The Highways Agency awarded the Early Contractor Involvement contract to the A421 improvement scheme in Bedford to Balfour Beatty Major Civil Engineering and their designer URS/Scott Wilson in November 2005. Further cost analysis of the initial design indicated that tyre bales would provide a substantial cost saving and approximately 350,000 tyres were used in the four layers of bales used within the embankment. Over 11,000m³ of Leca® LWA was required to complete this technically advanced, award-winning geotechnical design.

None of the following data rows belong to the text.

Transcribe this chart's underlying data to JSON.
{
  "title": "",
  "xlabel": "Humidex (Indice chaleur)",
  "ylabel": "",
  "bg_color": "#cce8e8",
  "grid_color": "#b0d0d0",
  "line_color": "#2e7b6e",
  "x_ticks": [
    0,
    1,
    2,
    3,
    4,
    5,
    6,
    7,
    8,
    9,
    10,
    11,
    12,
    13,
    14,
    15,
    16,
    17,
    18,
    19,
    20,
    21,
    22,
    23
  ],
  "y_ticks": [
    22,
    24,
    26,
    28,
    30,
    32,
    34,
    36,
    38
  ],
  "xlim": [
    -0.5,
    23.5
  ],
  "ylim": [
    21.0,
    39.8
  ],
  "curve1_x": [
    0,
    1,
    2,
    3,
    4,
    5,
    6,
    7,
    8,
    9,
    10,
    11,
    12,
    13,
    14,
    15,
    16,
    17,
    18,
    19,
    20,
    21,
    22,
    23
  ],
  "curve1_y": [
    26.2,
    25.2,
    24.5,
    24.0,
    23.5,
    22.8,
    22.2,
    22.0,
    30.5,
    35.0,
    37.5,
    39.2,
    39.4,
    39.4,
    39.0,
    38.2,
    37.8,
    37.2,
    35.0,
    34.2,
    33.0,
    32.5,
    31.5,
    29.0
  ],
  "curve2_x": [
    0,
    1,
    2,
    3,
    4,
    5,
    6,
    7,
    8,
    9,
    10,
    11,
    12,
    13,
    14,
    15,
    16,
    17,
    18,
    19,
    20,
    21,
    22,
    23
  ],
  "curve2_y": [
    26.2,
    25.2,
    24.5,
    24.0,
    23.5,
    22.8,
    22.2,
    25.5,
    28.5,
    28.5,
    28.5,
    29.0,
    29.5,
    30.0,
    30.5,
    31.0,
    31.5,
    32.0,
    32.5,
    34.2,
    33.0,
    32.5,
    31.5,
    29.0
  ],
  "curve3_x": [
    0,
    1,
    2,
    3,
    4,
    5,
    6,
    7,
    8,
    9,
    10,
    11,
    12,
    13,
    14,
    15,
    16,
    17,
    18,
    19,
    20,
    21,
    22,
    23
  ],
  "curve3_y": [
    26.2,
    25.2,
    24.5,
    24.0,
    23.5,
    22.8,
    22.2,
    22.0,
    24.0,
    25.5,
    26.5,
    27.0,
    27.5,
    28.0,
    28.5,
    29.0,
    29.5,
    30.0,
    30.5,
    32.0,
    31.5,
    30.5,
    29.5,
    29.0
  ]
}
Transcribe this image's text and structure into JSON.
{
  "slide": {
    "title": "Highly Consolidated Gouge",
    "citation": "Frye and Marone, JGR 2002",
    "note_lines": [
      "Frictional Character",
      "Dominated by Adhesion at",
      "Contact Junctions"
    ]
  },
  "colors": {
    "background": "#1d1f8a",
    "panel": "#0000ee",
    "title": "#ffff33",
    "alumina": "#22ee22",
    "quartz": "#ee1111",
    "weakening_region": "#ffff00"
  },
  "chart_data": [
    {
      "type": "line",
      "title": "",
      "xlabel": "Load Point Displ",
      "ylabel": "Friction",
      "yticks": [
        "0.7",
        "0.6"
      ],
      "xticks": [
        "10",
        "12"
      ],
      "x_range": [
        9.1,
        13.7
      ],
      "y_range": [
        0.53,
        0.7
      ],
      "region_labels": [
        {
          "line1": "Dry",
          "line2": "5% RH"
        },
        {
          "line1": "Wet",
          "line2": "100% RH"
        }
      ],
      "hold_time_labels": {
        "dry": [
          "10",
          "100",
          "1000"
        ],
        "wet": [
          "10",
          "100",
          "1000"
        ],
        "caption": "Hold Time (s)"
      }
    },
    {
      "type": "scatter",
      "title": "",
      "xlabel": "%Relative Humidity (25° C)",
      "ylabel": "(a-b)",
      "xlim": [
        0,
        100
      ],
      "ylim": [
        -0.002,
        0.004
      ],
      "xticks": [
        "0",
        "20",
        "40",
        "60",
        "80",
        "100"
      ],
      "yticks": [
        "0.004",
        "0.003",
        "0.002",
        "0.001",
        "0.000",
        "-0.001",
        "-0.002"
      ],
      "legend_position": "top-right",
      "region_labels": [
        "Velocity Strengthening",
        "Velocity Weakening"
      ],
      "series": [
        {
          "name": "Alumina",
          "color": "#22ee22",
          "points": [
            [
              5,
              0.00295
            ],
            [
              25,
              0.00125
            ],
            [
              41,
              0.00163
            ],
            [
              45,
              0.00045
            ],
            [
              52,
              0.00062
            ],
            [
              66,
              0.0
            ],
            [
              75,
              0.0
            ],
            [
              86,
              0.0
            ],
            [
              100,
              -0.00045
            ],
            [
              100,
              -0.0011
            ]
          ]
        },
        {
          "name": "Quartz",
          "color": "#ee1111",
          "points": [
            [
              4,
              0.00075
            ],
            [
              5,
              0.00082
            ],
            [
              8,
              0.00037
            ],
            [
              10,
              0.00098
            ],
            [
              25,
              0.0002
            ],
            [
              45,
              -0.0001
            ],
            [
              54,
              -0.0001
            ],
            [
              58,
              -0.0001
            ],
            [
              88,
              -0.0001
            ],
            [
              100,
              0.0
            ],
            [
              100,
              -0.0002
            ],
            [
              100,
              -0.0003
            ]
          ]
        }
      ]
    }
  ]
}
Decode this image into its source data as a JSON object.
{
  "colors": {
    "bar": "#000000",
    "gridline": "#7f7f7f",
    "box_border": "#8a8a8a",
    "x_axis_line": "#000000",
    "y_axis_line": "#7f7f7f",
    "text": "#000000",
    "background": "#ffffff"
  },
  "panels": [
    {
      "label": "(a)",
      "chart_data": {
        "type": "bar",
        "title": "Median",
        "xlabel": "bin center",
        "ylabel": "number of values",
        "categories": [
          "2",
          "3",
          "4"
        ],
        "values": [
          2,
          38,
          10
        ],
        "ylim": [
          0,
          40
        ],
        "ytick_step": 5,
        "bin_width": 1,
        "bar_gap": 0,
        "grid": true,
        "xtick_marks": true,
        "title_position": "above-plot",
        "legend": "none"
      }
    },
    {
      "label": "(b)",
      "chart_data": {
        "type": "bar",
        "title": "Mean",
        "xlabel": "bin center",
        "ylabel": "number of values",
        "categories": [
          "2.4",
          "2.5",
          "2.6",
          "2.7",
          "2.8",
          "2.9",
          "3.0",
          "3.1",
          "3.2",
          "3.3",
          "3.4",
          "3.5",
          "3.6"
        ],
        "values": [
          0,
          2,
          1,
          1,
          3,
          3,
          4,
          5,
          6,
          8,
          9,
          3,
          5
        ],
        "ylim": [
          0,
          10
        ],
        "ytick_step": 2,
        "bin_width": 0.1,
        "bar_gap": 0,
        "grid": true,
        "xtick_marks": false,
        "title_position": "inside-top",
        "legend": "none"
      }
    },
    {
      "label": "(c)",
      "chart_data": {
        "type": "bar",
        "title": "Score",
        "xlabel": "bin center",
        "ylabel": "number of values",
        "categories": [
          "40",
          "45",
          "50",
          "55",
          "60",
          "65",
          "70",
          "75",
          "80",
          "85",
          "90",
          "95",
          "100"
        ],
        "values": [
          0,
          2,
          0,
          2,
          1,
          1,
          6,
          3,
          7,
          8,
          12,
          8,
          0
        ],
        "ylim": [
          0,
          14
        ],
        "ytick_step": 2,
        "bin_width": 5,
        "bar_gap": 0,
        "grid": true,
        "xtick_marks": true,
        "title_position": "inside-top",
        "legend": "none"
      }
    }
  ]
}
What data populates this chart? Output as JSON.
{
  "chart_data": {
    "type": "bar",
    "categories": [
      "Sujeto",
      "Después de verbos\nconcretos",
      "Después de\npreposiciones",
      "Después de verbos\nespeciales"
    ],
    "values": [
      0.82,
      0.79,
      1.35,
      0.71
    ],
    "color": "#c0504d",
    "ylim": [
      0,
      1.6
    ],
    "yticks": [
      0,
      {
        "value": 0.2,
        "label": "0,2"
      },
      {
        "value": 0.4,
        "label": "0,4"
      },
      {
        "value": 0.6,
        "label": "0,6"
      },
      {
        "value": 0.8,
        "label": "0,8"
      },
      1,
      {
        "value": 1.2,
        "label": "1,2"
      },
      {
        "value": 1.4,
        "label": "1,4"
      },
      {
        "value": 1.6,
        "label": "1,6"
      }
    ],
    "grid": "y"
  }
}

Phil Clifton, Balfour Beatty’s project director, emphasises the sustainability of the used tyre application: “Road building can offer a substantial capacity for the inclusion of used tyres, removing them from incineration or shredding, which are both expensive disposal methods. Coupled with the drainage and stability attributes of Leca® LWA this is now a proven and recognised construction application. We are very proud to have won the Fleming Award, instituted by Cementation Skanska, which recognises our excellence in design and construction innovation.”